Biopharma company Ariad Pharmaceuticals, Inc. (NASDAQ:ARIA) could be a potential acquisition candidate as its strong oncology pipeline is attractive to several pharma giants.
Ariad's product pipeline includes Ponatinib, a pan BCR-ABL inhibitor in phase 2 clinical trial for applications in various hematological cancers and solid tumors; and AP26113, an anaplastic lymphoma kinase (ALK) inhibitor in preclinical studies for the treatment of various cancers.
RBC Capital Markets estimate Ponatinib is a potential $700-million franchise with a long-term opportunity to grow globally into earlier stages of use, which offers an attractive multi-year upside growth opportunity for Ariad.
In addition, the company's AP26113 is said to have more potential than Ponatinib and could drive further stock upside as it is expected to generate revenues in the range of $500 million to $1 billion.

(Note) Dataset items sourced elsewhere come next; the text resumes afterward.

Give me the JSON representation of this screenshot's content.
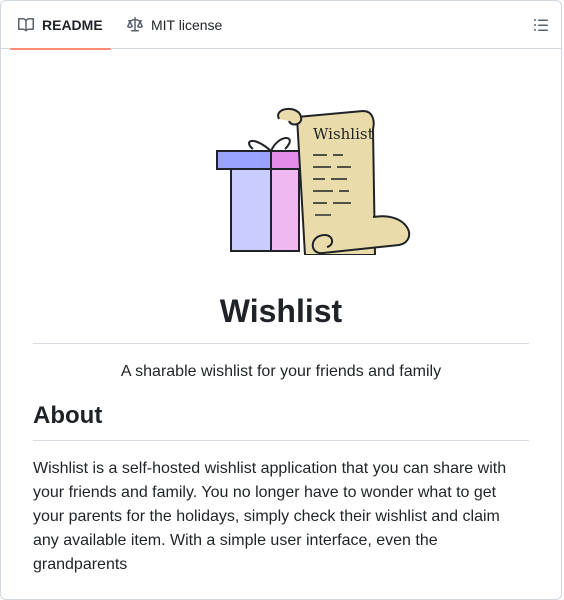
{
  "tabs": {
    "readme_label": "README",
    "license_label": "MIT license",
    "active_underline_color": "#fd8c73"
  },
  "icons": {
    "readme": "book-icon",
    "license": "law-scale-icon",
    "toc": "list-unordered-icon"
  },
  "logo": {
    "scroll_text": "Wishlist"
  },
  "main": {
    "title": "Wishlist",
    "tagline": "A sharable wishlist for your friends and family",
    "about_heading": "About",
    "about_text": "Wishlist is a self-hosted wishlist application that you can share with your friends and family. You no longer have to wonder what to get your parents for the holidays, simply check their wishlist and claim any available item. With a simple user interface, even the grandparents"
  }
}
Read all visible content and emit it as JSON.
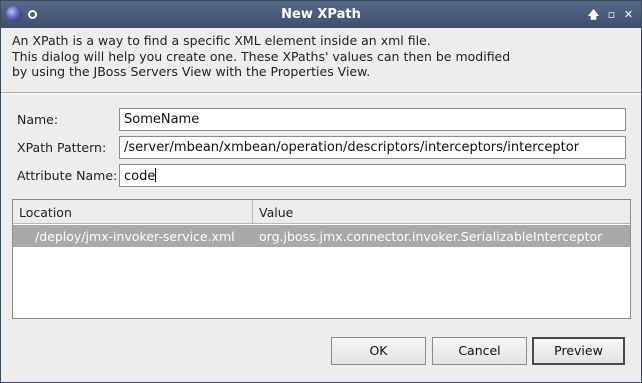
{
  "window": {
    "title": "New XPath",
    "buttons": {
      "up": "🡅",
      "maximize": "▫",
      "close": "✕"
    }
  },
  "description": [
    "An XPath is a way to find a specific XML element inside an xml file.",
    "This dialog will help you create one. These XPaths' values can then be modified",
    "by using the JBoss Servers View with the Properties View."
  ],
  "form": {
    "name_label": "Name:",
    "name_value": "SomeName",
    "pattern_label": "XPath Pattern:",
    "pattern_value": "/server/mbean/xmbean/operation/descriptors/interceptors/interceptor",
    "attribute_label": "Attribute Name:",
    "attribute_value": "code"
  },
  "table": {
    "columns": [
      "Location",
      "Value"
    ],
    "rows": [
      {
        "location": "/deploy/jmx-invoker-service.xml",
        "value": "org.jboss.jmx.connector.invoker.SerializableInterceptor"
      }
    ]
  },
  "actions": {
    "ok": "OK",
    "cancel": "Cancel",
    "preview": "Preview"
  }
}
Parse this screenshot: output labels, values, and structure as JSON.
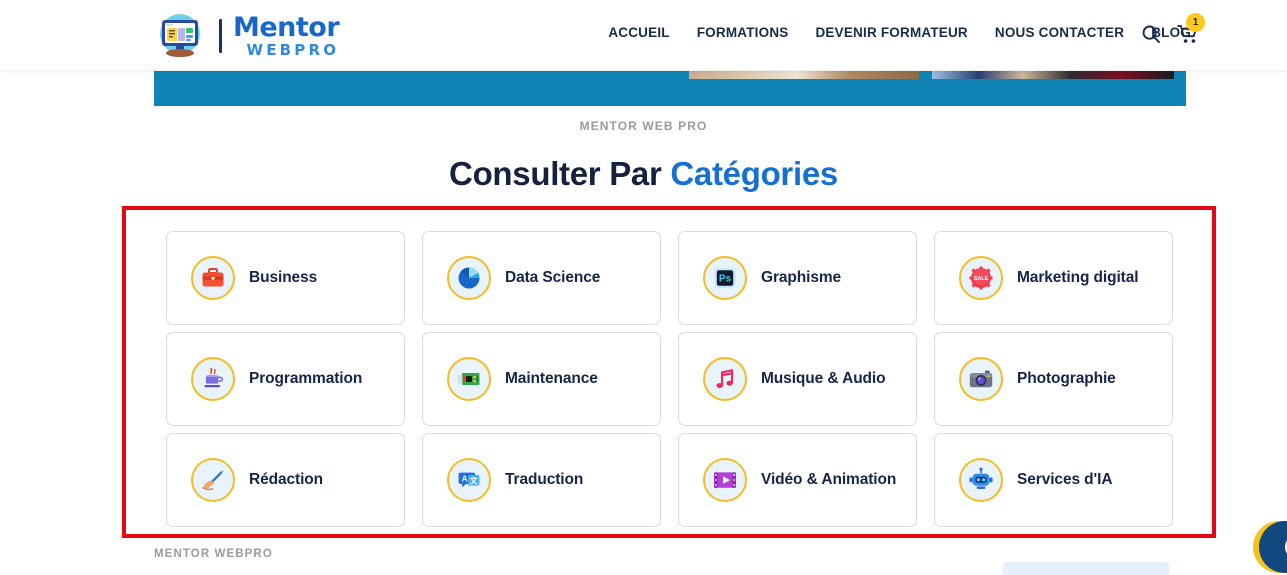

"When we are asked which mid-cap companies could one day grow up to become the next "large cap" biotech, the profile of Ariad often comes to mind," RBC Capital Markets analyst Michael Yee wrote in a note to clients.
Though Incyte Corp. (NASDAQ:INCY), Seattle Genetics (NASDAQ:SGEN), and Pharmacyclics Inc. (NASDAQ:PCYC) are similar mid-cap cancer peers, Yee thinks Ariad is a more likely takeout.
The noticeable difference is that Incyte and Pharmacyclics are partnered and thus already more "encumbered" with an existing partner on high-value drugs. Meanwhile, Seattle Genetics has attractive drugs pipeline with more modest market potential.
In contrast, Ariad is a traditional small-molecule structure-based cancer company with potential $1 billion drugs and no worldwide sales force or real global infrastructure just yet.
Thus, it has more synergy with traditional cancer companies like Celgene Corp. (NASDAQ:CELG), Amgen, Inc. (NASDAQ:AMGN), Eli Lilly & Co. (NYSE:LLY), Merck & Co., Inc. (NYSE:MRK), Johnson & Johnson (NYSE:JNJ).
Ariad is also attractive to European and Japanese pharma majors such as Astellas and Takeda, which are building out their oncology franchises and remain highly acquisitive.
The situation was similar when Abraxis, OSI, Cougar, ImClone, Millennium, were acquired.
The potential acquirers may try to strike a deal before the stock becomes too expensive. Shares of Ariad have already surged 139 percent in the last one year. Shares of the company have soared from about $6 to $16 and market capitalization surpassed $2 billion in last one year. They ended Wednesday's regular trading session at $15.05. Yee has a price target of $20.